A woman chronicles her triumph over youthful trauma to become a wildly successful entrepreneur.
Debut author Kennedy was born in Welland—a small town in Ontario—in 1959, burdened by disadvantages. Her family was poor and her father, an alcoholic addicted to gambling, sexually abused her for years. The author was a fiercely independent youngster, “fearless and curious.” But despite academic talent, she dropped out of school when she was 14 years old. Yet even as a young girl, she was “infatuated with money,” had the “spirit of an entrepreneur,” and seemed destined to stake her own claim in the business world. After years of wandering shiftlessly from job to job, she experienced an auspicious confluence of events that changed her life. Kennedy suffered serious injuries in a horrific car crash and, as a result, received a $10,000 insurance payout. In addition, she saw a business owner discuss “body sugaring,” a process whereby unwanted hair is removed, on a television show. She contacted the owners of Alexandria Body Sugaring, and went into business with them, the first step on a path to founding her own global company, Alexandria Professional, now the “the gold standard in the field.” The author details, with admirably intimate and gripping candor, the arc of her professional life as well as her efforts to master her personal demons and forge an optimistic yet pragmatic spirituality that she learned from adversity: “It showed me that every time I apply my trust and belief in the Universe, in God, in my archangels—whatever it is that sustains us—and in myself, everything works out.”
Kennedy’s life is captivatingly eventful, and her indefatigable perseverance remains uplifting. She truly lives by the motto “My favorite direction is onward.” Aspiring entrepreneurs should find not only moral encouragement in her tale, but also concrete lessons about business management. Still, the most intriguing element of the book is the author’s personal introspection—she openhandedly scours her life for meaning and purpose, and pieces together a spiritual worldview, partly the consequence of her experience of an inner voice that steers her toward safety and prosperity.
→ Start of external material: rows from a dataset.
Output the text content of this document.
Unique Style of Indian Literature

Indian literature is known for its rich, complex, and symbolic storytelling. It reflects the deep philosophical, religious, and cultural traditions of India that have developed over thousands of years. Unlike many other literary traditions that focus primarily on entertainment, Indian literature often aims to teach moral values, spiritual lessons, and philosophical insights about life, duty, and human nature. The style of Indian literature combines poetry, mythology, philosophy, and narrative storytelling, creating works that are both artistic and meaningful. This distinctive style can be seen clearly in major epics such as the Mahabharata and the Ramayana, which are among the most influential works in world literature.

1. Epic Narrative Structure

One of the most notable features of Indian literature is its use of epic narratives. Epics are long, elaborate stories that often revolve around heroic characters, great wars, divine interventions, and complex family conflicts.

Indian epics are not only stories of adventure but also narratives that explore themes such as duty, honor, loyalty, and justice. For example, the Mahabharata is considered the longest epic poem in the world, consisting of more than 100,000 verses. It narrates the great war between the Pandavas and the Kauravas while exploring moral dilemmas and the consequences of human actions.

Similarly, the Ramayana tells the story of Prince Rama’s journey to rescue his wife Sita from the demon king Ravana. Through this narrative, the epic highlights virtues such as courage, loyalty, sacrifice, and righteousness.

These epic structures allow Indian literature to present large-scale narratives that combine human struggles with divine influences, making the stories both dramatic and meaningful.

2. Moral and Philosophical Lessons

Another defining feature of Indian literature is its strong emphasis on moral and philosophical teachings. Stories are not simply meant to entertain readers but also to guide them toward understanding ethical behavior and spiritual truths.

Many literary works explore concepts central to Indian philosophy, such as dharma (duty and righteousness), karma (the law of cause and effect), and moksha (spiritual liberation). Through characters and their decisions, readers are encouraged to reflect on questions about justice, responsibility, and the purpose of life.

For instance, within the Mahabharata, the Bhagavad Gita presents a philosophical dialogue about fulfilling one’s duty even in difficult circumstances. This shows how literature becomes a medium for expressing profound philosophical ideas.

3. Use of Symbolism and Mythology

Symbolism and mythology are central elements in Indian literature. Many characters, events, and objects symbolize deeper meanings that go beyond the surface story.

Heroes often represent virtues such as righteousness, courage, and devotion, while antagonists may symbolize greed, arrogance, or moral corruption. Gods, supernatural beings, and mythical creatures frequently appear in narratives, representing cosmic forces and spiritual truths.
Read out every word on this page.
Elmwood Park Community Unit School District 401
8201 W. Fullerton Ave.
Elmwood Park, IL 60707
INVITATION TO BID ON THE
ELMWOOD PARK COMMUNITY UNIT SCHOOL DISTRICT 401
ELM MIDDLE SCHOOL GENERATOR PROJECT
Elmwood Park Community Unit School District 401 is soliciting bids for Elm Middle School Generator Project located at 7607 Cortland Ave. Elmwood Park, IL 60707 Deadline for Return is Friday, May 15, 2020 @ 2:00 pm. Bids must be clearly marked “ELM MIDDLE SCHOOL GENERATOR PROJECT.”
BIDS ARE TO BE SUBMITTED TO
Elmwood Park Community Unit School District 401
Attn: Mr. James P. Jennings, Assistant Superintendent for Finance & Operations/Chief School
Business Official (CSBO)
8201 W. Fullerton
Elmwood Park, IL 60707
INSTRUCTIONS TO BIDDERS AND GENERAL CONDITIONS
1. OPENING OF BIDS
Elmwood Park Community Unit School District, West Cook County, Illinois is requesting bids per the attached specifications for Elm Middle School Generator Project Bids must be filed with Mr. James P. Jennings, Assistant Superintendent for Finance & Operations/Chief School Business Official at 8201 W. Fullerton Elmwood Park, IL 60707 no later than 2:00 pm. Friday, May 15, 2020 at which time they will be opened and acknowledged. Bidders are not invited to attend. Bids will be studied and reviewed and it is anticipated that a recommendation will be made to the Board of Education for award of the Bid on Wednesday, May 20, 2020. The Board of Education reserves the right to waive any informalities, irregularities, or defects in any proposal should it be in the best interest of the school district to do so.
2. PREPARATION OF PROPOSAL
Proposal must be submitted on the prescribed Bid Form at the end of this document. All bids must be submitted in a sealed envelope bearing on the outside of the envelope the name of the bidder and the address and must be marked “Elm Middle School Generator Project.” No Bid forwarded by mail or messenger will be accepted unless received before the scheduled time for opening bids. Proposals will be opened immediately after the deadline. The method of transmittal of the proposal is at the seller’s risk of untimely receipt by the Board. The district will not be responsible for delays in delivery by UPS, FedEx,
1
Her reflections regarding her father are especially poignant. After he quit drinking—he faithfully attended Alcoholics Anonymous meetings—he turned over a new leaf, and never assaulted her again. Amazingly, she eventually came to trust him again, even around her own young daughters. Forgiveness did not come so easily, and Kennedy’s depiction of her struggles to find it is profound and moving: “Forgiveness is like anything you do. When you practice it, it becomes easier. Forgiveness starts with understanding, with seeing and feeling the other person’s reality. When you practice that empathy, you understand more; when you understand more, it’s easier to apply the next time; when it’s easier to apply, it simply becomes a part of you.” Written in informally anecdotal prose, the author’s memoir is both dramatically absorbing and wise.
An arresting remembrance, as brave as the life it describes.